第3回 FP&Aの役割

2024年7月25日
第3回 FP&Aの役割

【5分で納得コラム】
今回のテーマは、「FP&Aの役割」です。

1. FP&Aの役割

企業がリスクを最小限に抑えつつ、最適な戦略を選択し、市場の変動や経済環境の変化に迅速に対応するためには、正確でタイムリーな財務情報が必要です。FP&Aには、事業内容を良く理解し、コミュニケーションスキルに長けていることが求められ、本社CFOと連絡を取りながら、全社視点を持って正しい数値に基づき事業部門が正しく意思決定できるように導く役割が求められます。FP&Aの役割は、大きくコンプライアンスとビジネスパートナーシップに分けられます。

図 FP&Aの役割

2. コンプライアンス

(1)法令遵守

企業のブランドイメージの向上やステークホルダーからの信頼を得るために、法令遵守は企業活動を行う上で非常に重要なものです。そのため、FP&Aは、会計や法令上の報告、税やその他法令遵守に関係する法令の義務を遵守する役割が求められます。
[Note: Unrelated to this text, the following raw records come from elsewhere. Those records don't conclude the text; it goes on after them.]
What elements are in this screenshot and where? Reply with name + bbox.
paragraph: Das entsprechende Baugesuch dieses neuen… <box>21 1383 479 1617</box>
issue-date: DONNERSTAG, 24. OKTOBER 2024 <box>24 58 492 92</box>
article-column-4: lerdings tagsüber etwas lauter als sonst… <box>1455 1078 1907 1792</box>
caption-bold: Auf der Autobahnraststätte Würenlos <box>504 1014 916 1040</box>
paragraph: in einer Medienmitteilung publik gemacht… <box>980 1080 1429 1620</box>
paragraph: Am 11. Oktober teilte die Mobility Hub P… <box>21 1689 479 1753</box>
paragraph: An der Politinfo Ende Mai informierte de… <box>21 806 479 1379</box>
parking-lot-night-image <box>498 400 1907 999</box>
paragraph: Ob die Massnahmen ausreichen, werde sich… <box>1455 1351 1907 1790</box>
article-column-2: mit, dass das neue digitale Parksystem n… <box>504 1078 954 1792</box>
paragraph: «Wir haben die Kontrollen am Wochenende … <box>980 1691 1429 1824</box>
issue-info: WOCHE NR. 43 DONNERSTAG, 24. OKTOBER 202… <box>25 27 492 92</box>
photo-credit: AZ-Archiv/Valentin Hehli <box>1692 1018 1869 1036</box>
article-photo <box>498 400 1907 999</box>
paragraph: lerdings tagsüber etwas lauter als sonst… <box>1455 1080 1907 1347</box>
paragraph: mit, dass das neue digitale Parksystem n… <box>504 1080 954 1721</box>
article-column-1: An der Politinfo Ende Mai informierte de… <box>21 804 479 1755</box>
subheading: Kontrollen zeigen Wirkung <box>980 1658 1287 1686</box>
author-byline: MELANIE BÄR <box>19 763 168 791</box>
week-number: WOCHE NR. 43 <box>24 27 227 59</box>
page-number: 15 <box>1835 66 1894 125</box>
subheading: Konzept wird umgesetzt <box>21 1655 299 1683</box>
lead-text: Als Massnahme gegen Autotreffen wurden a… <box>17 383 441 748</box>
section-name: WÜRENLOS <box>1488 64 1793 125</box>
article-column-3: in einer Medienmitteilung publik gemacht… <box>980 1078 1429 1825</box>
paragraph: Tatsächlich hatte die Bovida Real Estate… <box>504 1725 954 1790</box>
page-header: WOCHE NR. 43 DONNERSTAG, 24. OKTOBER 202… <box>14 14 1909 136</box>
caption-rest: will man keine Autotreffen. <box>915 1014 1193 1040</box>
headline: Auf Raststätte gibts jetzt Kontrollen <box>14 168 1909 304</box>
プロジェクトや事業を計画する初期の段階で、会計や法令に関するチェックをすることで後戻りがなくなり、迅速な意思決定を支援します。

(2)内部統制

業務の透明性を向上し、不正や不祥事の発生を未然に防ぐために、内部統制を構築し文書化するとともに、当該内部統制が適切に運用されていることをモニタリングする役割が求められます。

3. ビジネスパートナーシップ

ビジネスパートナーシップとは、FP&Aチームが企業内の他の部門やチームと緊密に連携し、その財務知識と分析力を活用して組織全体の戦略的目標を達成するための協力関係を指します。ビジネスパートナーシップは、FP&Aが単なる財務データの提供者に留まらず、積極的に事業運営に関与し、意思決定プロセスを支援する役割を果たすことを意味します。

(1)予算作成と管理

戦略計画及び中期経営計画を策定し、戦略を実行するために必要なプロジェクトを明確にします。当該プロジェクトに必要な資源を明確にして、各部署からデータを収集し、各部署間の調整を行った上で、年度予算を策定します。また、予算の達成状況をモニタリングし、必要に応じて予算修正を行うとともに、最新の情報に基づき予算見込の管理を行います。

(2)業績分析

① 業績分析

予算は管理会計に基づき作成することが一般的です。部門別の収益性データやコスト情報(変動費、固定費など)などについて、実績と予算、過去のトレンドとの比較を行い、ギャップ分析を実施し、経営陣に対して報告します。近年はBIツールやExcelなどを活用して、データの可視化と分析を行う傾向にあります。

② KPIの設定とモニタリング

企業の戦略計画に基づいてKPI(Key Performance Indicator:主要業績指標)を設定し、定期的にモニタリングし、業績を評価し、改善点を提案します。

KPIは「年間売上10%増加」など、具体的で測定可能である必要があります。過度に高すぎる目標は、従業員のモチベーションを下げる可能性があるため、KPIは現実的に達成可能であることが重要です。また、KPI達成のための明確な期限を短期、中期、長期の目標として設定することで、進捗を段階的に評価できます。

(3)経営戦略の支援

経営陣が意思決定を行う際の財務的な助言をします。例えば、新製品開発に伴うコストと収益を分析し、プロジェクトの進捗をモニタリングします。FP&Aは製品開発チームと協力して、プロジェクトの収益性を確保するための財務的な助言を行います。

他にも投資案件の評価を行う場合に、将来のキャッシュフロー、収益性、費用、投資額などを予測し、財務モデルを構築します。当該モデルに基づき、内部収益率(IRR)、正味現在価値(NPV)などを用いて投資案件の収益性を評価し、投資判断の意思決定を支援します。